🇪🇸 Spain · Family: El Bocadillo y la Mesa · Region: Catalonia/Valencia · Heat: Baked · Bread: coca · Proteins: anchovy
The coca is the flatbread of Catalonia and Valencia, and it sits in this catalog as a carrier rather than a closed sandwich: a thin baked base that takes toppings the way a bocadillo takes a filling. It can be sweet or savoury, but the savoury coca is the one that belongs here, dressed across its surface with vegetables, sardines, or embutidos and eaten in slices off the board. Unlike a split loaf, the coca carries everything on one open face, so it behaves like an open-faced sandwich whose qualities are set by how thin and well-baked the base is and how the topping is distributed.
The construction is a topped flat base, and the discipline is in the proportions. A lean dough is rolled or pressed out long and thin, the savoury versions usually brushed with olive oil, then the topping is spread the full length and width so the surface is covered edge to edge rather than mounded in the middle. It bakes hot until the base is crisp and the topping is set or lightly caramelised, and it is cut into rectangular pieces to eat. Good execution keeps the base thin and properly crisp so it stays firm under its topping, dresses it generously but evenly, and lets the olive oil and the topping carry the flavour. Sloppy execution is a thick, bready, under-baked base that goes soft, a topping skewed to one end with bare dough at the other, or so heavy a load that the slice flops and the crust never crisps. The base is the bread, and a damp or doughy one cannot be rescued by what sits on top.

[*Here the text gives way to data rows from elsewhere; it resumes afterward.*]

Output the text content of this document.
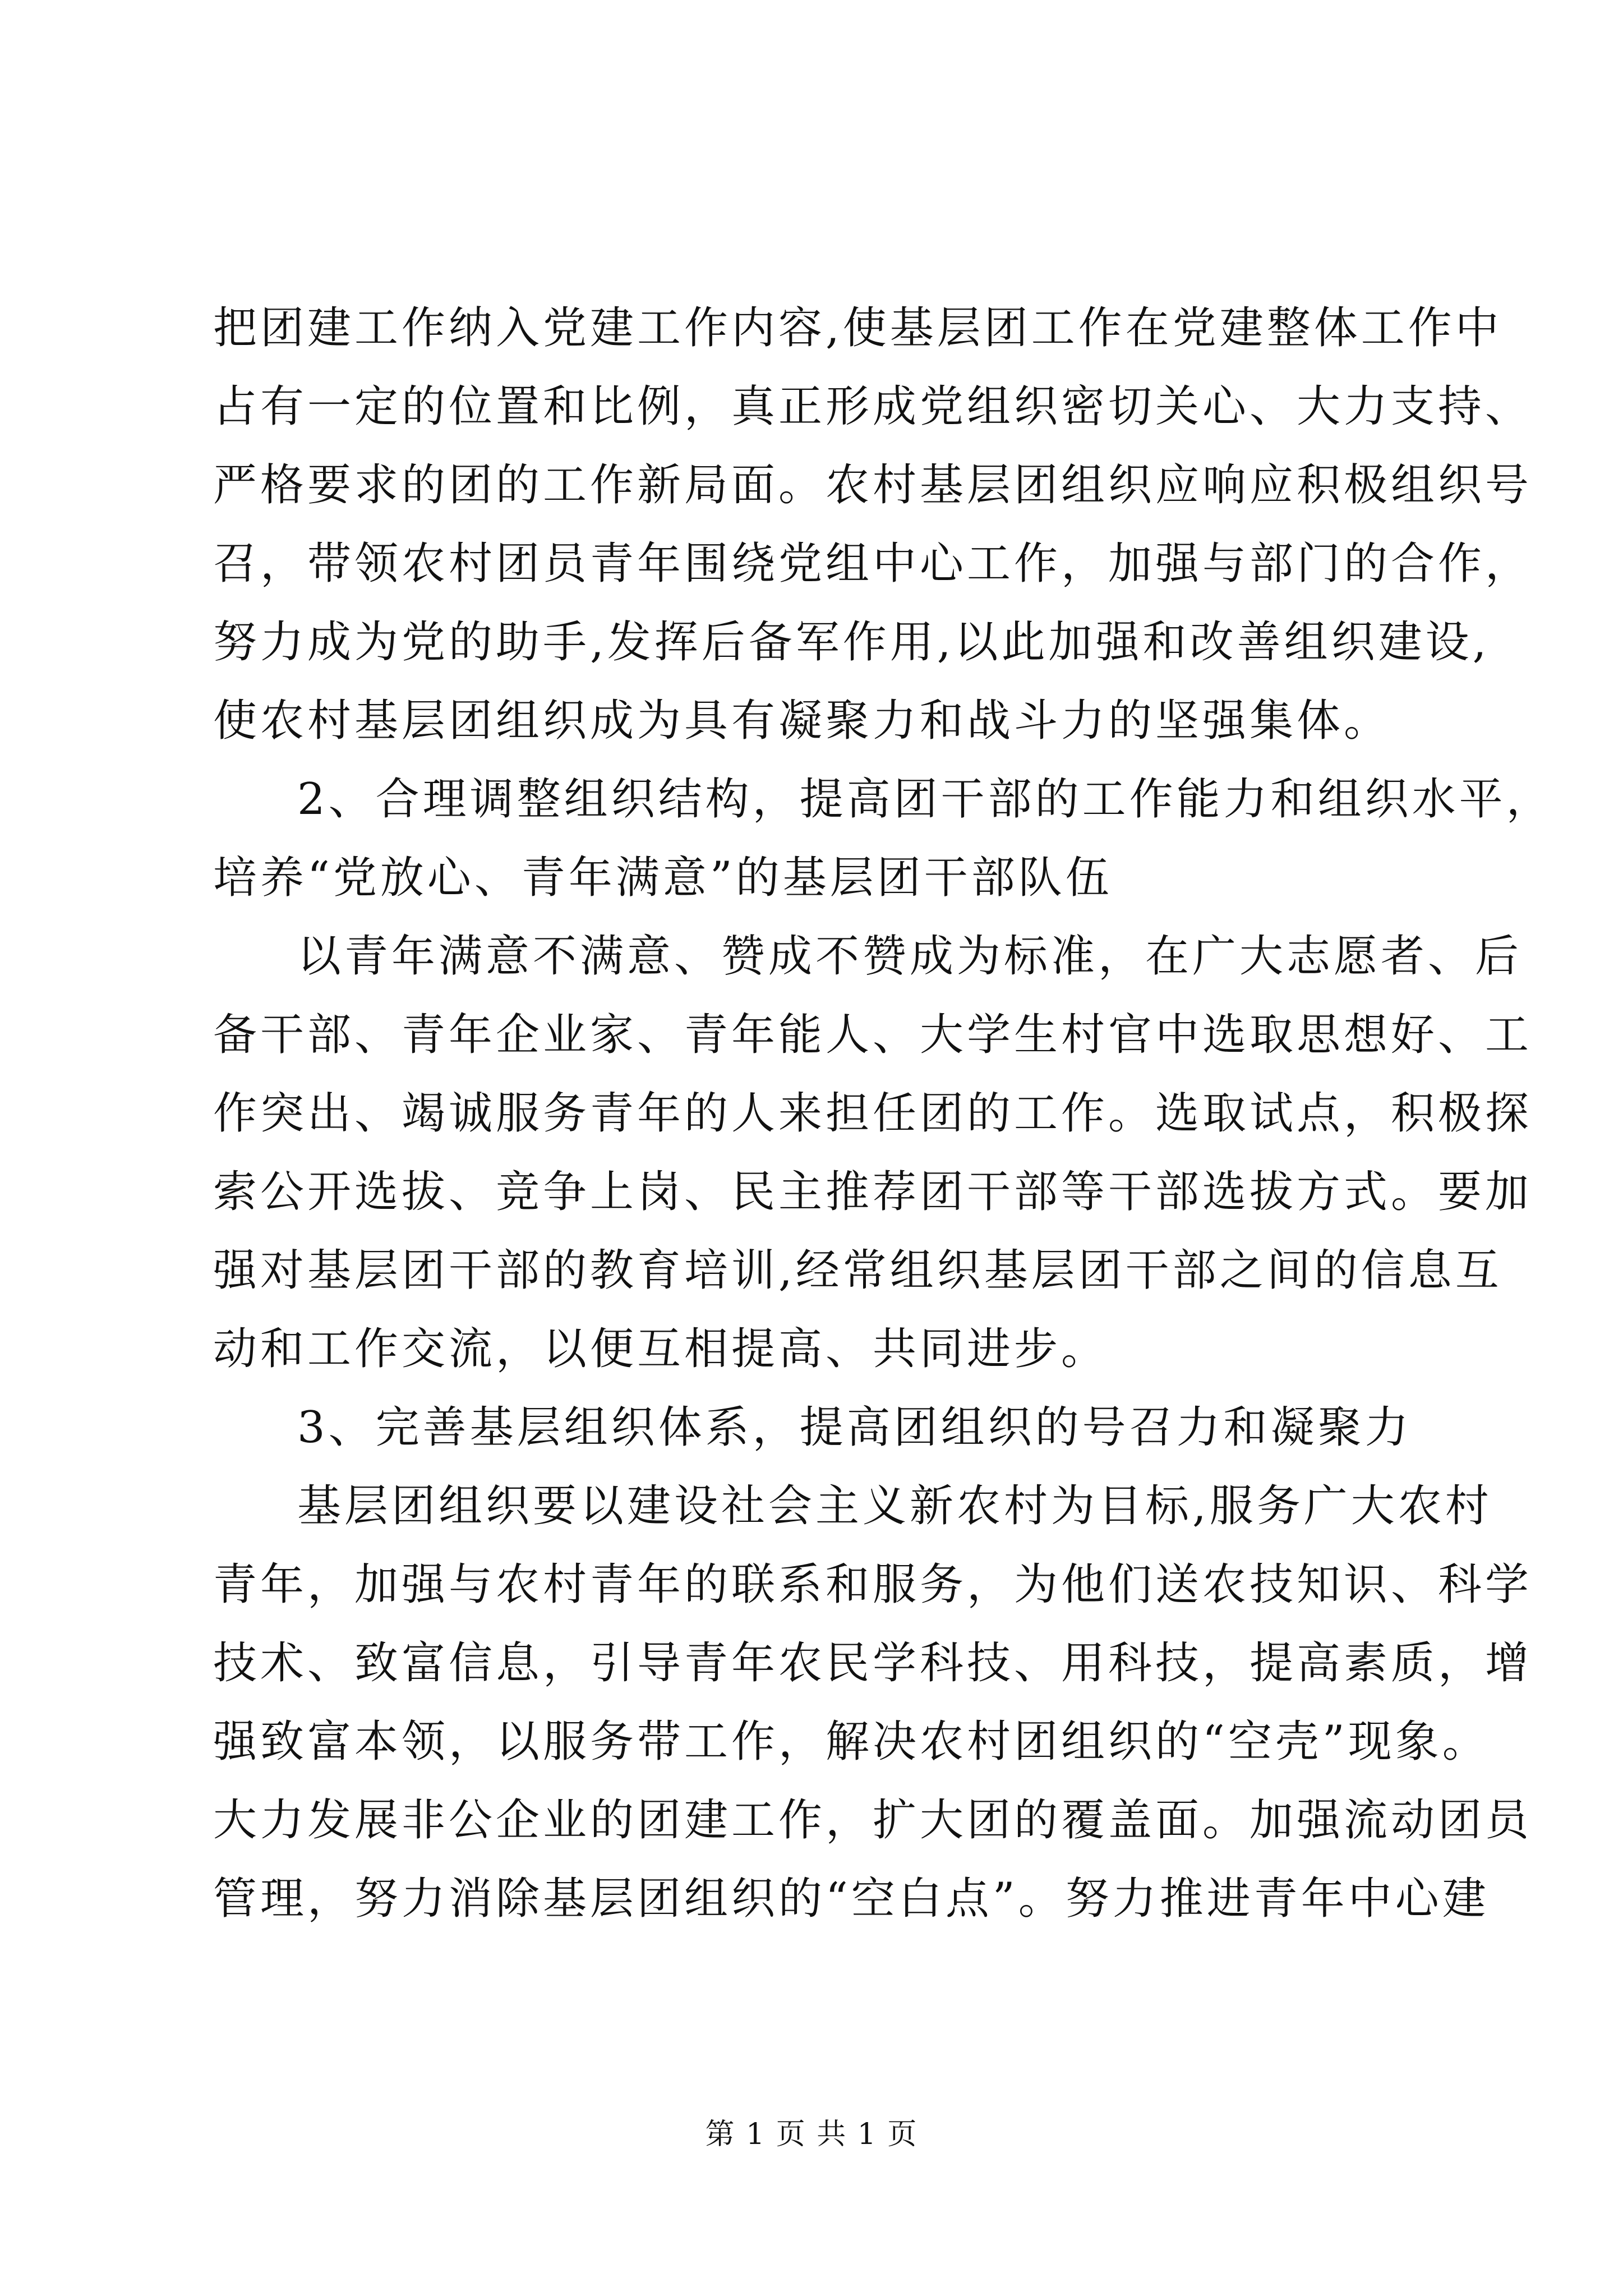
把团建工作纳入党建工作内容,使基层团工作在党建整体工作中
占有一定的位置和比例，真正形成党组织密切关心、大力支持、
严格要求的团的工作新局面。农村基层团组织应响应积极组织号
召，带领农村团员青年围绕党组中心工作，加强与部门的合作，
努力成为党的助手,发挥后备军作用,以此加强和改善组织建设,
使农村基层团组织成为具有凝聚力和战斗力的坚强集体。
2、合理调整组织结构，提高团干部的工作能力和组织水平，
培养“党放心、青年满意”的基层团干部队伍
以青年满意不满意、赞成不赞成为标准，在广大志愿者、后
备干部、青年企业家、青年能人、大学生村官中选取思想好、工
作突出、竭诚服务青年的人来担任团的工作。选取试点，积极探
索公开选拔、竞争上岗、民主推荐团干部等干部选拔方式。要加
强对基层团干部的教育培训,经常组织基层团干部之间的信息互
动和工作交流，以便互相提高、共同进步。
3、完善基层组织体系，提高团组织的号召力和凝聚力
基层团组织要以建设社会主义新农村为目标,服务广大农村
青年，加强与农村青年的联系和服务，为他们送农技知识、科学
技术、致富信息，引导青年农民学科技、用科技，提高素质，增
强致富本领，以服务带工作，解决农村团组织的“空壳”现象。
大力发展非公企业的团建工作，扩大团的覆盖面。加强流动团员
管理，努力消除基层团组织的“空白点”。努力推进青年中心建
第 1 页 共 1 页
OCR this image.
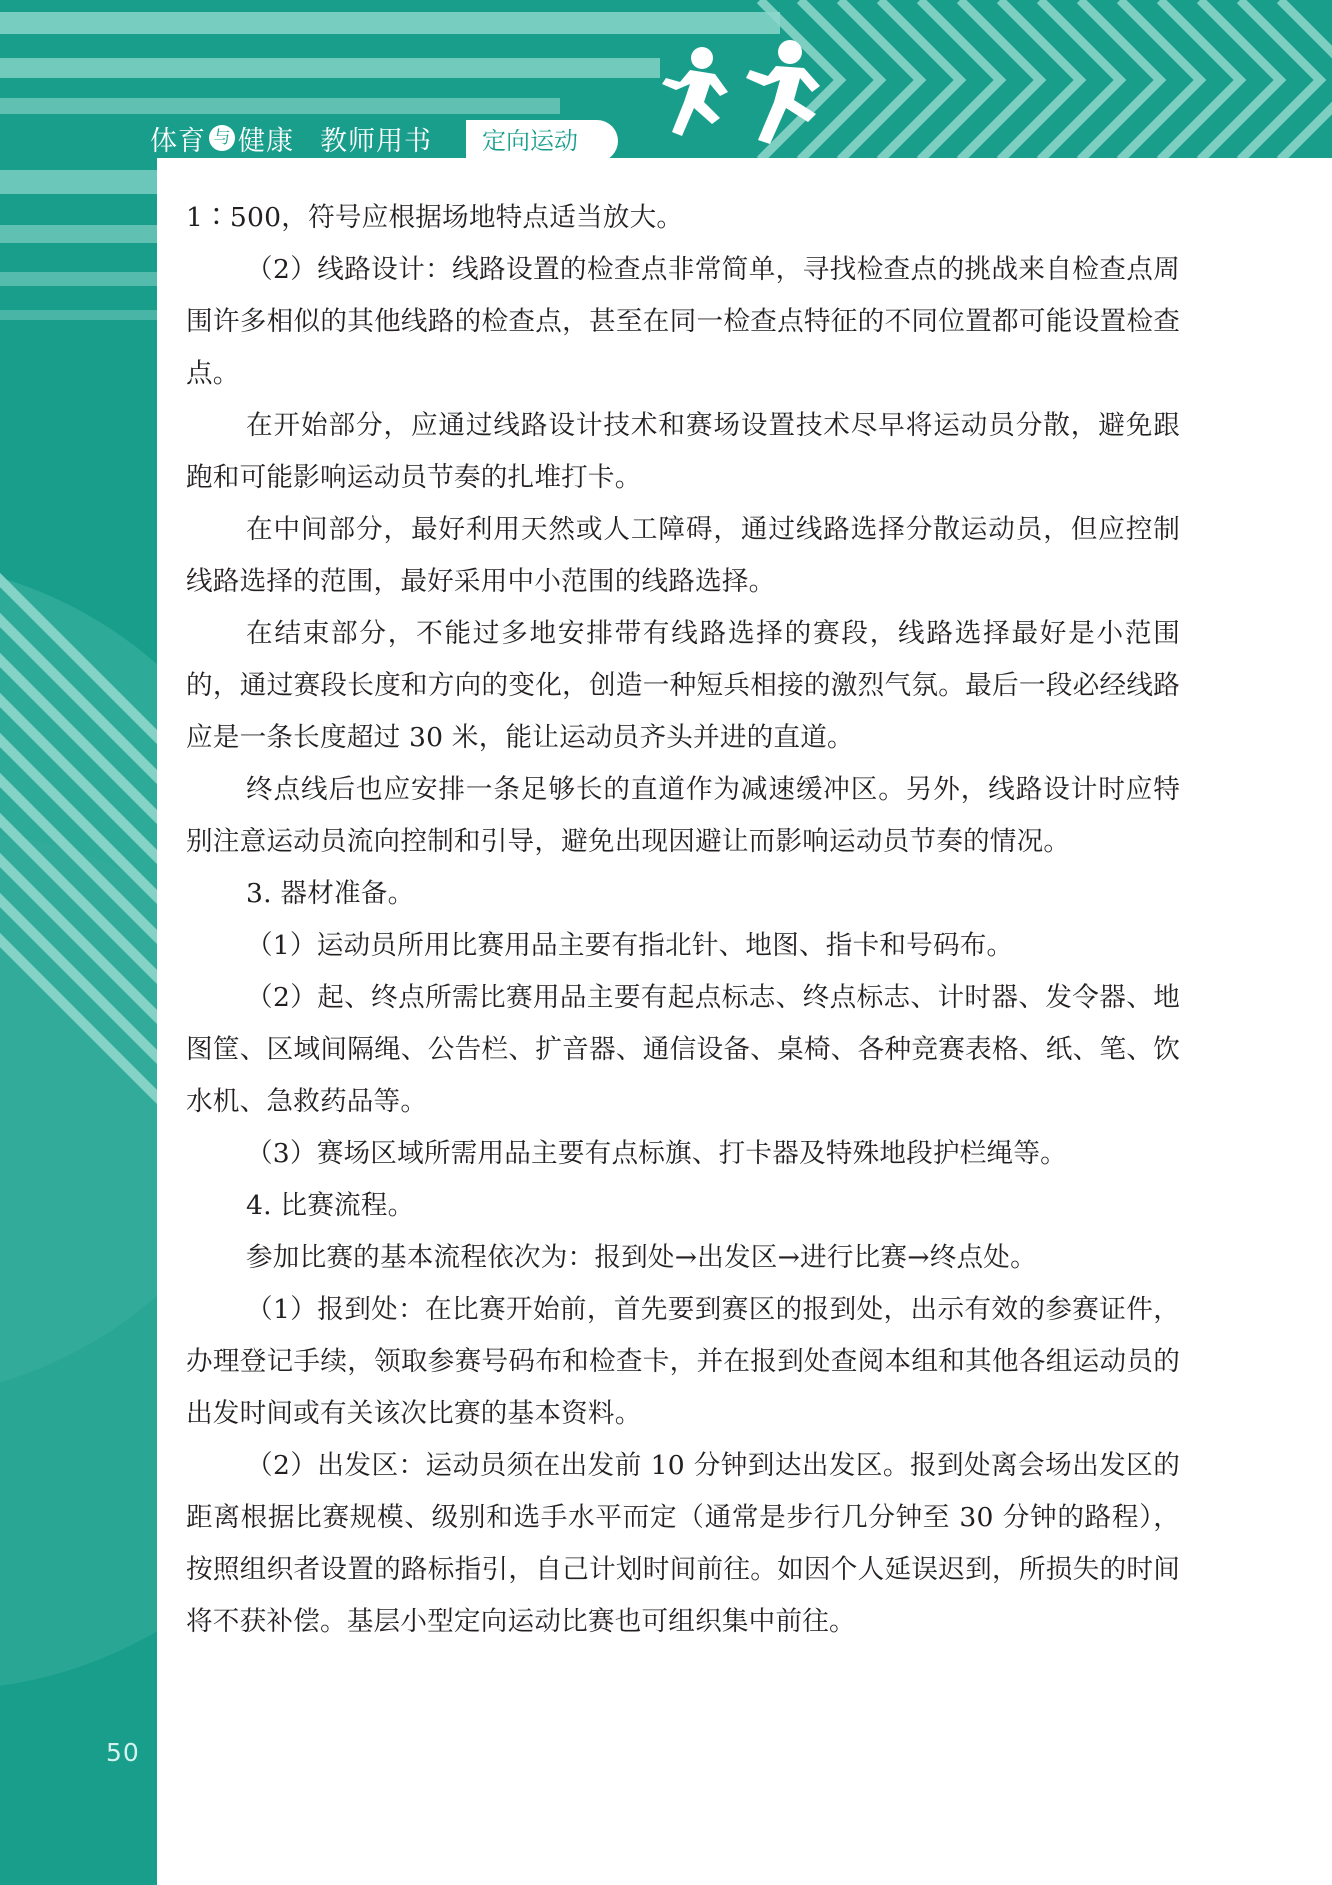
体育 与 健康 教师用书	定向运动

1∶500，符号应根据场地特点适当放大。

（2）线路设计：线路设置的检查点非常简单，寻找检查点的挑战来自检查点周围许多相似的其他线路的检查点，甚至在同一检查点特征的不同位置都可能设置检查点。

在开始部分，应通过线路设计技术和赛场设置技术尽早将运动员分散，避免跟跑和可能影响运动员节奏的扎堆打卡。

在中间部分，最好利用天然或人工障碍，通过线路选择分散运动员，但应控制线路选择的范围，最好采用中小范围的线路选择。

在结束部分，不能过多地安排带有线路选择的赛段，线路选择最好是小范围的，通过赛段长度和方向的变化，创造一种短兵相接的激烈气氛。最后一段必经线路应是一条长度超过 30 米，能让运动员齐头并进的直道。

终点线后也应安排一条足够长的直道作为减速缓冲区。另外，线路设计时应特别注意运动员流向控制和引导，避免出现因避让而影响运动员节奏的情况。

3. 器材准备。

（1）运动员所用比赛用品主要有指北针、地图、指卡和号码布。

（2）起、终点所需比赛用品主要有起点标志、终点标志、计时器、发令器、地图筐、区域间隔绳、公告栏、扩音器、通信设备、桌椅、各种竞赛表格、纸、笔、饮水机、急救药品等。

（3）赛场区域所需用品主要有点标旗、打卡器及特殊地段护栏绳等。

4. 比赛流程。

参加比赛的基本流程依次为：报到处→出发区→进行比赛→终点处。

（1）报到处：在比赛开始前，首先要到赛区的报到处，出示有效的参赛证件，办理登记手续，领取参赛号码布和检查卡，并在报到处查阅本组和其他各组运动员的出发时间或有关该次比赛的基本资料。

（2）出发区：运动员须在出发前 10 分钟到达出发区。报到处离会场出发区的距离根据比赛规模、级别和选手水平而定（通常是步行几分钟至 30 分钟的路程），按照组织者设置的路标指引，自己计划时间前往。如因个人延误迟到，所损失的时间将不获补偿。基层小型定向运动比赛也可组织集中前往。

50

The variations are wide because the topping is open. Roasted vegetables, sardines or anchovies, sliced embutidos, onion, and peppers all appear, alone or combined, and the sweet coca dressed with sugar and pine nuts is a different dish entirely. The escalivada-topped form, the coca de recapte, is specific enough that it deserves its own article rather than being crowded in here, as does the question of the plain undressed base itself, the coca bread, which is treated separately. The coca in its savoury form is the open flat carrier of the eastern Mediterranean coast: judge it on a base baked thin and crisp and a topping that runs to every edge.